The practical implication, if the claims hold, is that every agentic framework currently in production that restricts self-improvement to the text layer is working with a structurally capped capability ceiling. The ceiling is not a parameter you can tune. It is a boundary of the medium.
There is a significant gap in the verification chain. The GitHub repository linked in the paper returns a 404. The code is not publicly available. The 0.25-to-0.61 performance jump was reported by the authors on self-selected OpenClaw tasks, not independently replicated. The evaluation methodology is described in the paper but not yet verified by external parties.
This matters for how to read the result. The theoretical contribution — that source-level adaptation is strictly more general than text-level adaptation, that the harness layer is unreachable from the text layer, that deterministic fixes do not erode under context drift — stands on its own as a systems-design argument. The empirical contribution requires verification. The delegation pattern itself is notable as a design signal: MOSS does not claim to be a better coding agent. It is a meta-orchestrator that instructs other coding agents to rewrite source while holding the stage ordering and verdict logic.
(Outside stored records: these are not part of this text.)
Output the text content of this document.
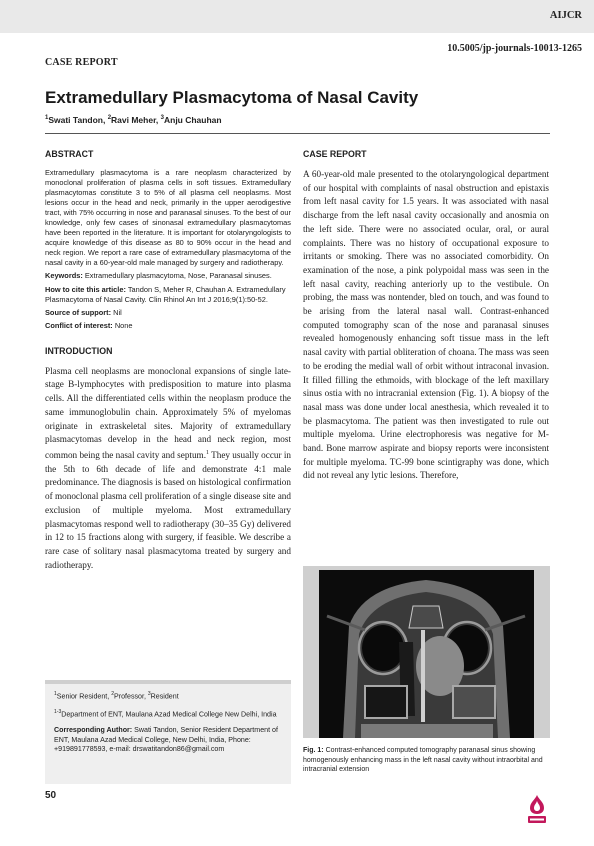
AIJCR
10.5005/jp-journals-10013-1265
CASE REPORT
Extramedullary Plasmacytoma of Nasal Cavity
$^1$Swati Tandon, $^2$Ravi Meher, $^3$Anju Chauhan
ABSTRACT

Extramedullary plasmacytoma is a rare neoplasm characterized by monoclonal proliferation of plasma cells in soft tissues. Extramedullary plasmacytomas constitute 3 to 5% of all plasma cell neoplasms. Most lesions occur in the head and neck, primarily in the upper aerodigestive tract, with 75% occurring in nose and paranasal sinuses. To the best of our knowledge, only few cases of sinonasal extramedullary plasmacytomas have been reported in the literature. It is important for otolaryngologists to acquire knowledge of this disease as 80 to 90% occur in the head and neck region. We report a rare case of extramedullary plasmacytoma of the nasal cavity in a 60-year-old male managed by surgery and radiotherapy.

Keywords: Extramedullary plasmacytoma, Nose, Paranasal sinuses.

How to cite this article: Tandon S, Meher R, Chauhan A. Extramedullary Plasmacytoma of Nasal Cavity. Clin Rhinol An Int J 2016;9(1):50-52.

Source of support: Nil

Conflict of interest: None

INTRODUCTION

Plasma cell neoplasms are monoclonal expansions of single late-stage B-lymphocytes with predisposition to mature into plasma cells. All the differentiated cells within the neoplasm produce the same immunoglobulin chain. Approximately 5% of myelomas originate in extraskeletal sites. Majority of extramedullary plasmacytomas develop in the head and neck region, most common being the nasal cavity and septum.$^1$ They usually occur in the 5th to 6th decade of life and demonstrate 4:1 male predominance. The diagnosis is based on histological confirmation of monoclonal plasma cell proliferation of a single disease site and exclusion of multiple myeloma. Most extramedullary plasmacytomas respond well to radiotherapy (30–35 Gy) delivered in 12 to 15 fractions along with surgery, if feasible. We describe a rare case of solitary nasal plasmacytoma treated by surgery and radiotherapy.

CASE REPORT

A 60-year-old male presented to the otolaryngological department of our hospital with complaints of nasal obstruction and epistaxis from left nasal cavity for 1.5 years. It was associated with nasal discharge from the left nasal cavity occasionally and anosmia on the left side. There were no associated ocular, oral, or aural complaints. There was no history of occupational exposure to irritants or smoking. There was no associated comorbidity. On examination of the nose, a pink polypoidal mass was seen in the left nasal cavity, reaching anteriorly up to the vestibule. On probing, the mass was nontender, bled on touch, and was found to be arising from the lateral nasal wall. Contrast-enhanced computed tomography scan of the nose and paranasal sinuses revealed homogenously enhancing soft tissue mass in the left nasal cavity with partial obliteration of choana. The mass was seen to be eroding the medial wall of orbit without intraconal invasion. It filled filling the ethmoids, with blockage of the left maxillary sinus ostia with no intracranial extension (Fig. 1). A biopsy of the nasal mass was done under local anesthesia, which revealed it to be plasmacytoma. The patient was then investigated to rule out multiple myeloma. Urine electrophoresis was negative for M-band. Bone marrow aspirate and biopsy reports were inconsistent for multiple myeloma. TC-99 bone scintigraphy was done, which did not reveal any lytic lesions. Therefore,

$^1$Senior Resident, $^2$Professor, $^3$Resident

$^{1-3}$Department of ENT, Maulana Azad Medical College New Delhi, India

Corresponding Author: Swati Tandon, Senior Resident Department of ENT, Maulana Azad Medical College, New Delhi, India, Phone: +919891778593, e-mail: drswatitandon86@gmail.com	Fig. 1: Contrast-enhanced computed tomography paranasal sinus showing homogenously enhancing mass in the left nasal cavity without intraorbital and intracranial extension

50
If this pattern is sound, it implies the next competitive moat in agentic AI is not the coding model but the orchestration layer that decides when to call it and how to verify the result.
What makes the historical framing apt is that each prior delegation of adaptation produced a new category of tool, a new category of failure, and a new negotiation over what humans still needed to own. Compilers produced register allocation bugs alongside faster translation. Higher-level languages produced abstraction leaks alongside programmer productivity. Prompt engineering has produced reward hacking alongside capability gains. Source-level self-rewriting, if it scales, will produce its own category of failure — specifically, the class of bugs where an agent's rewrite of its own harness introduces a failure that is not reachable from the text layer, because the agent will then be unable to fix itself using the tools it has.
The paper describes safeguards. Evolution candidates are verified against a production-failure batch before promotion. The user must authorize the container swap. Health probes trigger automatic rollback. These are serious mitigations. Whether they are sufficient for production use at scale, and who gets to decide what sufficient means when the system can rewrite the rules by which it is judged, are questions the paper does not answer.
What is clear is that the boundary between the text layer and the code layer, which most self-improving agent frameworks treat as a permanent feature, is now being contested. Whether MOSS's specific implementation is the right answer is an open question. The question itself is now on the table.
The code is not public. The benchmark is unverified. The architectural argument is sound. The gap between what MOSS claims and what can be independently confirmed is the story.